Nova droga atrasa propagação de câncer de próstata

Uma nova droga pode ajudar a atrasar a propagação de câncer de próstata em alguns homens com a doença e pode ter menos efeitos colaterais do que duas drogas semelhantes: 

A droga investigativa darolutamida pode ajudar a retardar a disseminação do câncer de próstata para outras partes do corpo em homens com doença não-metastática resistente à castração , de acordo com os resultados de um grande estudo clínico. Além disso, a droga parece não ter alguns dos efeitos colaterais observados com drogas similares usadas para tratar homens com essa forma de câncer de próstata, mostraram os resultados do estudo.

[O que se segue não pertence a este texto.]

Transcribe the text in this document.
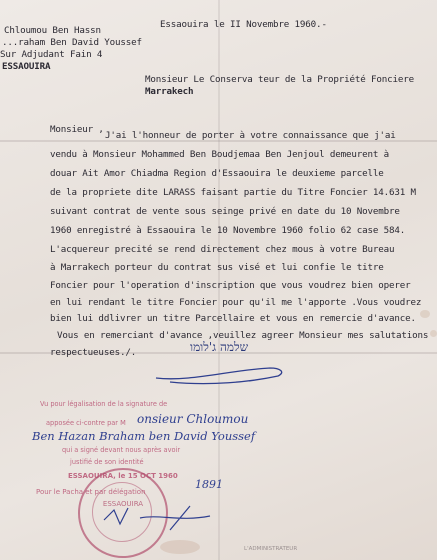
Chloumou Ben Hassn
...raham Ben David Youssef
Sur Adjudant Fain 4
ESSAOUIRA
Essaouira le II Novembre 1960.-
Monsieur Le Conserva teur de la Propriété Fonciere
Marrakech
Monsieur ,
J'ai l'honneur de porter à votre connaissance que j'ai
vendu à Monsieur Mohammed Ben Boudjemaa Ben Jenjoul demeurent à
douar Ait Amor Chiadma Region d'Essaouira le deuxieme parcelle
de la propriete dite LARASS faisant partie du Titre Foncier 14.631 M
suivant contrat de vente sous seinge privé en date du 10 Novembre
1960 enregistré à Essaouira le 10 Novembre 1960 folio 62 case 584.
L'acquereur precité se rend directement chez mous à votre Bureau
à Marrakech porteur du contrat sus visé et lui confie le titre
Foncier pour l'operation d'inscription que vous voudrez bien operer
en lui rendant le titre Foncier pour qu'il me l'apporte .Vous voudrez
bien lui ddlivrer un titre Parcellaire et vous en remercie d'avance.
Vous en remerciant d'avance ,veuillez agreer Monsieur mes salutations
respectueuses./.	שלמה ג'לומו
Vu pour légalisation de la signature de
apposée ci-contre par M onsieur Chloumou
Ben Hazan Braham ben David Youssef
qui a signé devant nous après avoir
justifié de son identité
ESSAOUIRA, le 15 OCT 1960
Pour le Pacha et par délégation
1891
ESSAOUIRA
L'ADMINISTRATEUR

Até recentemente, não havia opções eficazes de tratamento para pacientes com câncer de próstata não metastático resistente à castração. Esses homens têm tumores de próstata que continuam a crescer mesmo depois de receber a terapia de privação de andrógenos (ADT) para manter os níveis de andrógenos no corpo extremamente baixos ou indetectáveis.

Mas nos últimos dois anos, duas drogas foram aprovadas pela Food and Drug Administration (FDA) para tratar esta forma da doença e alguns pesquisadores esperam que, com base nos resultados desse novo teste, a darolutamida possa ser a próxima.

Os achados da darolutamida, de uma análise interina do estudo ARAMIS , foram publicados no New England Journal of Medicine e apresentados no Simpósio de Canciones Geniturinários da Sociedade Americana de Oncologia Clínica em San Francisco em 14 de fevereiro.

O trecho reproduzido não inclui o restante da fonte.